Daniel Parker: Yeah, in some regards. I mean, you can’t a hundred percent have everything pre-planned, all the rest of it. Because you know, weather. Weather heavily affects construction. So, if something’s rained off, it’s rained off. That’s no fault of anybody’s at all. So, I get with being in the UK, there is always going to be a bit of– what’s the word I’m looking for? You know, not as efficient as possible, thanks to–

Paul Heming: Especially in Scotland.

Daniel Parker: Yeah, especially in Scotland. The more north you go, the worse it gets. But I think there’s always going to be it. But you– we can only try as hard as we can to be efficient. I mean, you are always going to have those times where the, you know, a piece of equipment gets suspended on site, for example, and, you know, the hire business isn’t making money out of it, the construction’s not paying for it, but then again, it would be more expensive for them to come and collect it and then bring it back and that’s worse for the environment and all these sorts of things as well. So, it’s going to– I think it’s going to keep improving to a point until we get to the point where, you know, the weather man is a hundred percent on it.

Paul Heming: Yeah, I–

Daniel Parker: Who knows?

Paul Heming: I think– yeah, I think the point is, and perhaps you’ve seen this coming into construction as an “outsider” in inverted commas, is that there is a lot of decisions made based on hearsay, experience, one person’s opinion, a group of people’s opinions, not data. And I believe data or a lack of data focus is what is holding us back or what has held us back. And now that again, it’s that big open space for us to make huge efficiency gains is having a good strong dataset and that is across the board. So, what you are kind of saying is that the future of the plant hire sector, it will be far more data driven, is that right?

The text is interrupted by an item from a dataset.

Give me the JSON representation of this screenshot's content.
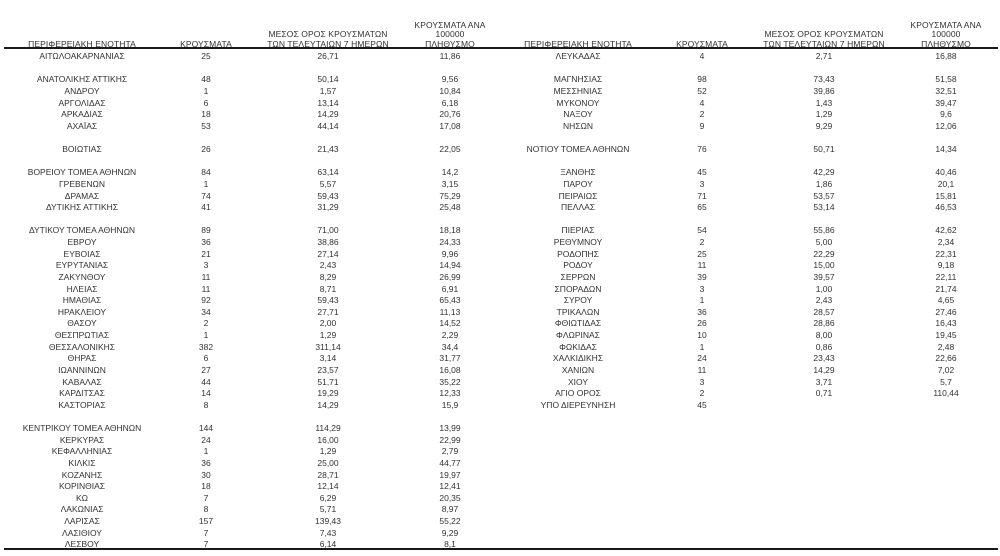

Daniel Parker: Yeah, and becoming more united and sharing data and things like that. I mean, I’ve heard been– yeah, you’ve already use hearsay, heard of projects where people try to unite multiple independent tool and plant hire business to understand, you know, how much stock they had available, how much equipment they had and things like that to make things more efficient. And I’ll just kind of, no, I don’t want you to know what I’ve got, blah-blah-blah. I think that happens a lot across construction. In time, we will understand that there’s plenty out there. We don’t need to hide things from each other. Sharing best practice is great. I mean, and it does happen. You know, I don’t want to sound I can be negative. You have lots of different alliances and clubs and subsets within construction that do share best practice and all that kind of stuff. So, it does happen, but there could be a lot more of it.

Paul Heming: No, no, I completely agree, and I can see what easyToolhire is doing for the sector. I can definitely see a space for it. I can see a space for it in the bigger projects as well. But thank you so much for coming on the show, Daniel. It’s been great to chat to you.

Daniel Parker: It’s been a pleasure.

Paul Heming: It’s been really, really interesting. I will obviously share Daniel’s details, easyToolhires’ details in the podcast description. I’m sure Daniel would love to speak to you all. And yeah, it goes without saying, Daniel, thanks for coming on the show and I very much appreciate your time.

Daniel Parker: No, not a problem at all. It’s been a pleasure. Thank you very much for having me, Paul.